Zain Alatas talks to philanthropist Dame Vivien Duffield about the Clore Leadership Programme, while Kathleen Soriano explains how it has helped her
DAME VIVIEN DUFFIELD
From my early childhood I remember going to openings with my father — it was very much a Jewish thing. He then started his foundations in the mid-Sixties. To start with, most of the charities were Jewish. Over time, he got involved in hundreds of different things — from hospitals and schools to London Zoo — because he was always giving to people he knew.
Ours has always been a very personal charity. When I was 21 I got a bundle of money from my father. I put £100,000 into a small trust and started doing it on my own, which was great fun, albeit with tiny amounts of money. I had nine years of doing that on my own before he died.
When I took over the foundation, it was still very much a question of keeping up what my father was doing. My first big independent project was Eureka!, the National Children’s Museum in Halifax. I went to Boston with my children and thought the Boston Children’s Museum was the most wonderful place I had ever been. So I decided to build one. Twenty years on, it is flourishing. In fact, at the time of the millennium we applied for a grant and were turned down because the museum was a ‘proven success’. It now gets 300,000-plus visitors a year.
We have also created the Clore Leadership Programme, which I started with Nick Serota and Chris Smith (now Lord Smith), who had been Minister for Culture, Media and Sport. There are now hundreds of Clore fellows and, after eight years, there is at least one in every major museum and theatre, as well as working for the Arts Council and the National Trust — they are beginning to get everywhere.
I have no idea how the foundations will continue with new generations. I have deliberately not put my two children on them. My daughter worked in Africa for fifteen years for Save the Children and Concern, and my son makes not-for-profit films and has set up a charity called Blue for the preservation of the oceans.

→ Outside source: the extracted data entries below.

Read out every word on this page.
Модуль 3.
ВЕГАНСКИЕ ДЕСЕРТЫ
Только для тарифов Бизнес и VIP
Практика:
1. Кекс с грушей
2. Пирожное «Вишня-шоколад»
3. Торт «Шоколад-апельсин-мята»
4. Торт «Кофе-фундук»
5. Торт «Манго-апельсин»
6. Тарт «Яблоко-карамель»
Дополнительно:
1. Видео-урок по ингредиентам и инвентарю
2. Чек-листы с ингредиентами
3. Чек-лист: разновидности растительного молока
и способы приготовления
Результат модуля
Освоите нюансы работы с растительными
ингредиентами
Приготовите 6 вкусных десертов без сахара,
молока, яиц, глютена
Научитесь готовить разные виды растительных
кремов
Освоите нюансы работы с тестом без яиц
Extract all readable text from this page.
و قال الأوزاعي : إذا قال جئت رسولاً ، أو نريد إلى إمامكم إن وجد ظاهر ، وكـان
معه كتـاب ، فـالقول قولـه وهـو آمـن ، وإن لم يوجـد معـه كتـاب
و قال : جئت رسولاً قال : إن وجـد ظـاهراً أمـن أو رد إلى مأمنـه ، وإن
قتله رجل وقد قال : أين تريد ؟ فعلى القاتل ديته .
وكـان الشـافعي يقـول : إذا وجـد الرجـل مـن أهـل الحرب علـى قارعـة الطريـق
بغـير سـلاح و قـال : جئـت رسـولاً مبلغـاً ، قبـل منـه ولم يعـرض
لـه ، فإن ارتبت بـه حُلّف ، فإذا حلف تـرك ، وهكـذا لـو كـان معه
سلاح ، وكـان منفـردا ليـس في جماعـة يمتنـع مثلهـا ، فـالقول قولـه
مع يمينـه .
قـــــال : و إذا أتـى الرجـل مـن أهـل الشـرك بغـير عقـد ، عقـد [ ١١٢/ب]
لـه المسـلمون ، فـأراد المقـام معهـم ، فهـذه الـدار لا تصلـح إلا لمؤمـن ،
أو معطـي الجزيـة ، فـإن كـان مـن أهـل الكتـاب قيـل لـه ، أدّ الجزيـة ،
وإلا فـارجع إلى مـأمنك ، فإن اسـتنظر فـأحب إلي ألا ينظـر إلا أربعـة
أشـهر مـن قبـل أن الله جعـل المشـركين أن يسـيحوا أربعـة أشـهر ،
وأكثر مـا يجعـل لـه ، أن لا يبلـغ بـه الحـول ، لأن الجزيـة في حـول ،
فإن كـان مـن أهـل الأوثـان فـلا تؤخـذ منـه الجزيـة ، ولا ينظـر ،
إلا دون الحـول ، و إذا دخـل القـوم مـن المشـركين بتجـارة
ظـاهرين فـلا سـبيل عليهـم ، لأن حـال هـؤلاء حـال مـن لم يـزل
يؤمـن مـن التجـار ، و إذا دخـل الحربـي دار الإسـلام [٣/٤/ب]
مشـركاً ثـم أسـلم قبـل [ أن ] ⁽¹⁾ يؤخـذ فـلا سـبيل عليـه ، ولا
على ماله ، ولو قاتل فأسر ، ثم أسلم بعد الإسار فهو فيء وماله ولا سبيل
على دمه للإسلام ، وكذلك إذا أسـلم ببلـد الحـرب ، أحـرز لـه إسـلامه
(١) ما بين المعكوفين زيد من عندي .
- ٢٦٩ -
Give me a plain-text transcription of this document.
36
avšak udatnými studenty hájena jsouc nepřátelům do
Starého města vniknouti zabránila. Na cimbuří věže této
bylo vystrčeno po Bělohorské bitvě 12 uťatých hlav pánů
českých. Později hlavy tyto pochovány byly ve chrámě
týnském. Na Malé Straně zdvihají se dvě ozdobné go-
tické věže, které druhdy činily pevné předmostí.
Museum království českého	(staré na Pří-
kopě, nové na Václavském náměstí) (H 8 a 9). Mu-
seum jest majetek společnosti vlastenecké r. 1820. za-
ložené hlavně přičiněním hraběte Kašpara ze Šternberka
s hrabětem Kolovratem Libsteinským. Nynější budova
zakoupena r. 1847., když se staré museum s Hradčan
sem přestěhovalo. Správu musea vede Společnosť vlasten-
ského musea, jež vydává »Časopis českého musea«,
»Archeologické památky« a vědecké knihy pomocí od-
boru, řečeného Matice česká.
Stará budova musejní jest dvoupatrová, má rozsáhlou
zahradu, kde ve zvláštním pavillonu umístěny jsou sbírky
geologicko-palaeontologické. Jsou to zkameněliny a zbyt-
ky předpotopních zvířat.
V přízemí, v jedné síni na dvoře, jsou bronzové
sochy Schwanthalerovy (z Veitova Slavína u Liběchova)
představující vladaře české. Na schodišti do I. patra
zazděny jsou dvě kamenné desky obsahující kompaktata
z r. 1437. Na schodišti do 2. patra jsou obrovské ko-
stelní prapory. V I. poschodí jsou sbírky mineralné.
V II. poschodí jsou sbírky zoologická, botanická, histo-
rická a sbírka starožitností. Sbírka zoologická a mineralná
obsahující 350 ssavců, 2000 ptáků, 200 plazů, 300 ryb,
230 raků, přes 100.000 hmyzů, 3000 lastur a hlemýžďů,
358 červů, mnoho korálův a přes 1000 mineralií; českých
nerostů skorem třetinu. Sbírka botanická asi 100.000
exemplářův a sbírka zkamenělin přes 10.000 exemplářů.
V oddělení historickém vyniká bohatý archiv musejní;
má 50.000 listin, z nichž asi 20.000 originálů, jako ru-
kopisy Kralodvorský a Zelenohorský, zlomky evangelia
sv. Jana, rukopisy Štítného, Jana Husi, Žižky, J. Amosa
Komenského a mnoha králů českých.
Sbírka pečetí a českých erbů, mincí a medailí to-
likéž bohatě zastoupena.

I think that it is much better to let them do their own thing, so that they continue the work in their own way.
KATHLEEN SORIANO, DIRECTOR OF EXHIBITIONS, ROYAL ACADEMY OF ARTS
Oddly enough, I started my career with three years at the Royal Academy of Arts. I then found a job as exhibitions officer at the National Portrait Gallery. When I left, a full seventeen years later, I had six departments and about 45 members of staff. I was by then also looking after the collections, conservation, design — all the practical elements that keep the institution going. I regularly felt the need to take the next step, to progress, but it was quite difficult to identify exactly how I could do that.
The minute the Clore Leadership Programme was set up, I knew immediately that it was something I had to go for. It was too good an opportunity to miss. We were well aware of Dame Vivien’s enormous connection to, and investment in, the arts, and her understanding of and belief in it. All the signs were pointing in the right direction. It also coincided with an opening up that was beginning to happen across cultural sectors, but Dame Vivien gave it an enormous push by bringing these people together.
There were two residentials: one at the beginning of the year, one at the end, and courses in between that focused on things such as fundraising, marketing and charity law. The courses brought the 25 fellows from different sectors together, and one of the things the experience taught us was to stop thinking about museums, galleries, theatres and libraries as separate sectors. It also helped us to forge a fantastic network; I have worked with other Clore fellows on several occasions since leaving.
The programme was portrayed as a professional-development course, but it was actually more personal and more sophisticated than that. It delivered in every way: from practical business skills to how to run a cultural institution, and also from a psychological point of view: how you work with people and how you develop your role.
One of the most important things it did for me was that it brought many leaders from my sector and other sectors to talk to us, and, without a doubt, they came to the table because of Dame Vivien’s investment, emotional and otherwise, in the sector. Exposing their own vulnerability to us was a generous and powerful thing to do, and it taught us that we could also be leaders.